MindSpore is a new open source deep learning training/inference framework that could be used for mobile, edge and cloud scenarios. MindSpore is designed to provide development experience with friendly design and efficient execution for the data scientists and algorithmic engineers, native support for Ascend AI processor, and software hardware co-optimization.
Currently, the problem with all deep learning job is that the AI training process is invisible. While running a AI job by using the MindSpore, we don't know how it is layered, don’t know which CPU core it runs on , even don’t know what kernel functions it calls and how to jump.

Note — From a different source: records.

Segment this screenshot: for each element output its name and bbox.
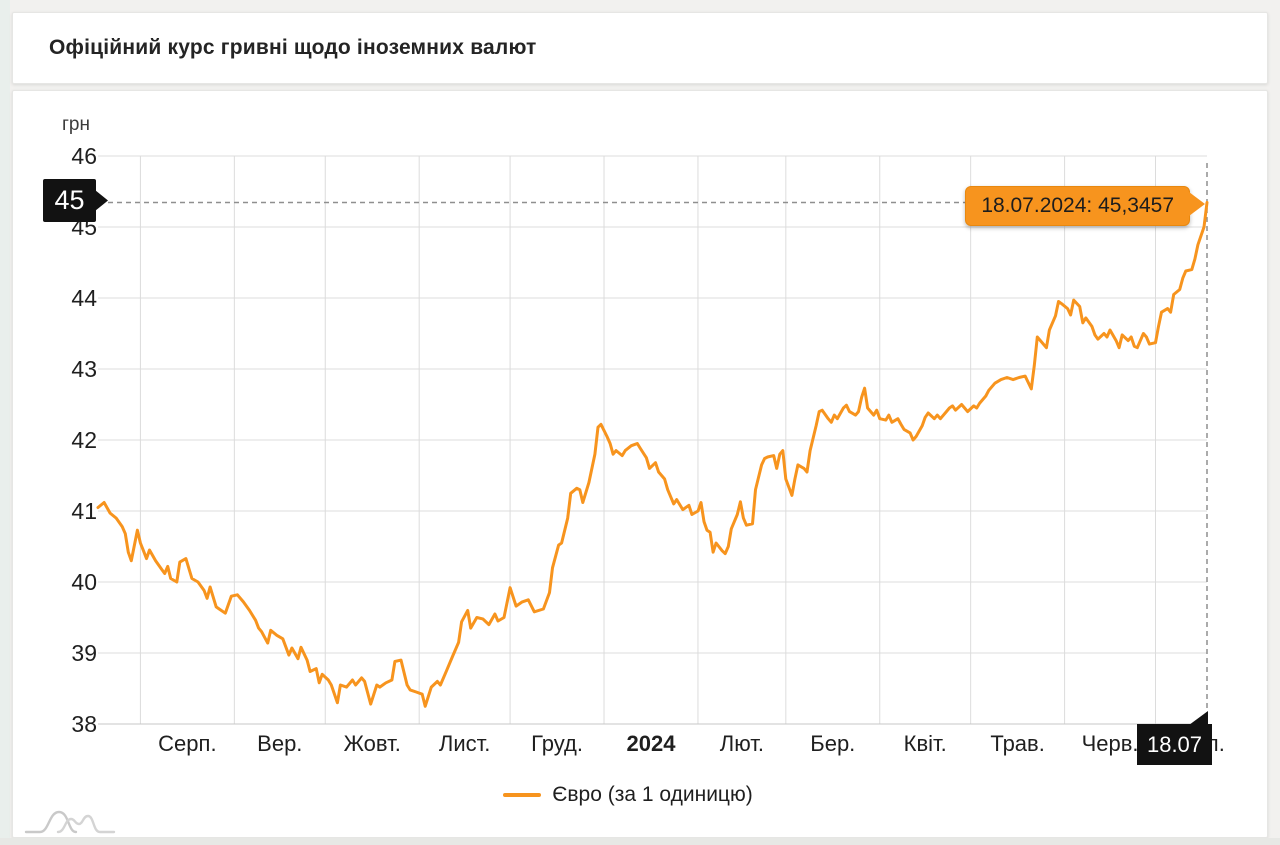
y-tick-label: 41 [71,498,97,524]
page-title: Офіційний курс гривні щодо іноземних вал… [49,36,537,59]
y-tick-label: 43 [71,356,97,382]
x-tick-label: Груд. [531,731,583,756]
y-tick-label: 38 [71,711,97,737]
x-tick-label: Трав. [990,731,1045,756]
point-tooltip-text: 18.07.2024: 45,3457 [981,194,1174,217]
y-axis-value-marker: 45 [43,179,96,222]
y-tick-label: 46 [71,143,97,169]
y-axis-unit-label: грн [62,114,90,135]
y-tick-label: 40 [71,569,97,595]
bottom-edge-strip [0,838,1280,845]
point-tooltip: 18.07.2024: 45,3457 [965,186,1190,226]
x-tick-label: Лют. [719,731,764,756]
legend-label: Євро (за 1 одиницю) [552,783,753,806]
header-card: Офіційний курс гривні щодо іноземних вал… [12,12,1268,84]
x-tick-label: Бер. [810,731,856,756]
y-tick-label: 39 [71,640,97,666]
waves-watermark-icon [24,810,116,834]
x-tick-label: Черв. [1081,731,1139,756]
legend-line-marker-icon [503,793,542,797]
x-tick-label: 2024 [626,731,676,756]
y-tick-label: 42 [71,427,97,453]
x-tick-label: Лист. [438,731,491,756]
x-axis-date-marker: 18.07 [1137,724,1212,765]
x-tick-label: Квіт. [903,731,947,756]
legend[interactable]: Євро (за 1 одиницю) [0,783,1256,807]
left-accent-strip [0,0,10,845]
x-tick-label: Жовт. [343,731,401,756]
y-tick-label: 44 [71,285,97,311]
x-tick-label: Серп. [158,731,217,756]
x-tick-label: Вер. [257,731,303,756]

Once the task has bottlenecks, developers tend to choose to use some common monitoring tools to analyze, but these usually have blind spots and they are inflexible, such as: they can get long-lived processes information, but for some short-lived processes, often can't capture which leads to loss of information, a lot of these processes are actually on the consumption of resources.
To solve the gap, the project ms_observability combines the MindSpore with the new technology eBPF to improve the observability of the AI kernel throughout the training and reasoning process. eBPF can make the kernel fully programmable and dynamically run a mini programs on a wide variety of kernel events, which can empower non-kernel developers to customize their own tracing codes to solve real problems they met, which means that it can keep watch over the whole kernel states of the AI job to provide more detailed context to further analyze your system and application.
cd $HOME
git clone https://github.com/hellowaywewe/ms_observability.git
cd $HOME/ms_observability/docker
docker build -f Dockerfile -t ebpf_bcc_exporter:latest .
cd $HOME/ms_observability
DOCKER_NAME=ebpf_bcc_exporter TAG=latest ./run_docker.sh // mount the host kernel to the container
Show the kernel queue IO latency metrics (simple example, showing how to use bcc to develop eBPF code and probe kernel)

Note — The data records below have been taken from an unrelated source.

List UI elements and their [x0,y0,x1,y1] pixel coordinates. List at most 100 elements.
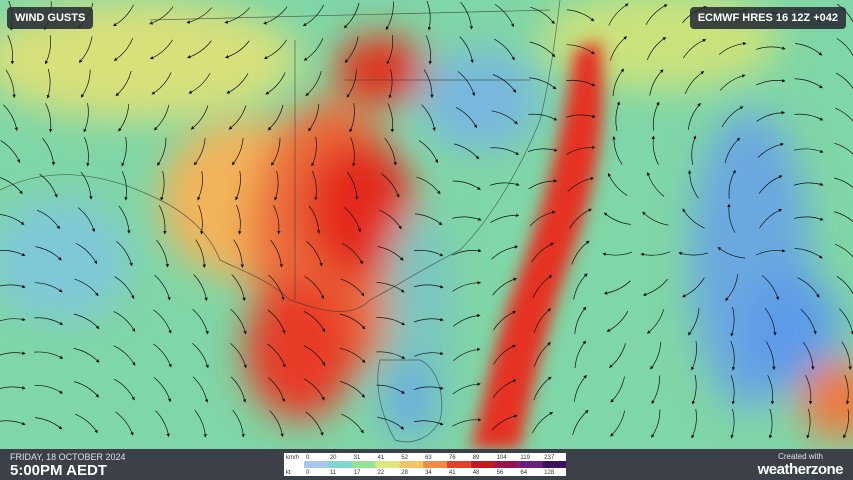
streamline [155,410,170,438]
legend-label: 237 [544,455,555,461]
streamline [834,142,853,155]
streamline [311,137,317,167]
streamline [78,36,93,63]
streamline [192,376,209,403]
streamline [233,239,245,269]
streamline [80,69,91,98]
legend-unit: km/h [286,455,299,461]
streamline [452,180,481,190]
streamline [268,274,285,301]
legend-label: 89 [473,455,480,461]
streamline [571,240,590,265]
streamline [651,409,661,438]
streamline [0,177,23,195]
date: FRIDAY, 18 OCTOBER 2024 [10,452,126,462]
streamline [528,77,557,90]
streamline [230,343,247,369]
streamline [836,276,853,300]
streamline [836,72,853,89]
streamline [263,6,288,25]
streamline [0,351,26,356]
streamline [112,4,134,27]
streamline [451,216,482,221]
streamline [569,208,592,229]
legend-swatch [542,461,566,468]
streamline [493,344,517,365]
streamline [158,205,167,235]
streamline [730,306,735,337]
streamline [528,113,558,121]
streamline [646,309,665,334]
streamline [303,38,324,61]
streamline [765,341,776,371]
streamline [379,209,402,230]
streamline [452,313,481,327]
streamline [231,274,246,302]
streamline [764,307,777,336]
streamline [230,308,247,335]
streamline [567,176,595,192]
streamline [34,282,63,293]
streamline [113,37,134,61]
streamline [755,46,786,50]
streamline [844,374,850,405]
legend-label: 64 [520,470,527,476]
streamline [425,35,433,65]
streamline [793,182,824,186]
streamline [225,40,250,59]
streamline [529,41,556,58]
streamline [113,378,135,401]
legend-swatch [494,461,519,468]
streamline [153,104,170,131]
legend-label: 28 [401,470,408,476]
streamline [388,68,393,99]
streamline [0,317,26,322]
streamline [758,175,783,194]
streamline [452,417,482,427]
streamline [235,171,241,201]
streamline [198,204,204,235]
streamline [678,251,709,256]
streamline [835,107,853,122]
streamline [843,409,849,439]
streamline [0,250,26,256]
streamline [608,3,629,26]
streamline [426,0,432,31]
streamline [800,308,817,335]
streamline [193,274,208,302]
streamline [455,106,477,129]
legend-swatch [470,461,495,468]
streamline [423,69,434,99]
streamline [387,103,395,133]
streamline [572,409,589,436]
streamline [305,70,322,97]
streamline [566,79,596,87]
streamline [267,309,286,334]
footer-bar: FRIDAY, 18 OCTOBER 2024 5:00PM AEDT km/h… [0,449,853,480]
streamline [228,105,247,130]
streamline [187,40,212,59]
streamline [5,69,16,99]
streamline [421,104,436,132]
streamline [0,284,26,289]
streamline [640,251,671,257]
streamline [340,381,365,398]
streamline [413,317,444,323]
streamline [413,351,444,357]
streamline [376,384,405,394]
legend-label: 128 [544,470,555,476]
streamline [727,203,736,233]
legend-label: 0 [306,455,310,461]
legend: km/h 0 20 31 41 52 63 76 89 104 119 237 kt 0 11 17 22 28 3… [284,453,566,476]
streamline [565,114,596,118]
streamline [186,7,213,24]
streamline [42,137,56,166]
streamline [376,317,406,326]
streamline [302,4,324,27]
streamline [195,239,207,269]
streamline [340,278,365,297]
streamline [836,38,853,62]
streamline [153,377,172,403]
streamline [80,171,93,200]
streamline [492,74,517,93]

docker exec -it ebpf_bcc_exporter /bin/bash // Container interactive operation
cd /mnt/ms_observability/ebpf_example && ./io-latency.py 1 2
Show the kernel queue IO latency metrics (simple example, show how to use ebpf_exporter to configure and visualize metrics)
~/go/bin/ebpf_exporter --config.file=/mnt/ms_observability/exporter_example/io-latency.yaml
docker inspect ebpf_bcc_exporter | grep IPAddress // Query the IP of the container
curl http://<yourContainerIP>:9435/metrics
When executing MindSpore LENET job in the host, if the kernel function “blk_account_io_done” is called, the words “Hello World” will be printed, if not, print nothing.
docker exec -it ebpf_bcc_exporter /bin/bash
cd /mnt/ms_observability/ebpf_example
./lenet-io.py
cd $HOME && git clone https://github.com/mindspore-ai/docs.git
conda activate mindspore && cd $HOME/docs/tutorials/tutorial_code/
python lenet.py --device_target="CPU"
Currently the ms_observability is in the early stages of experiment, in the future, most importantly, we should analyze what to do in AI scenarios and which can be used and traced from the thousands of available kernel events. And then collaborate with other open source communities:
- Work with the iovisor/bcc project to develop AI observability tools based on eBPF.
- Enable MindSpore to support eBPF AI observability tools.
- Work with the Prometheus and ebpf_exporter project to visualize the AI kernel metrics.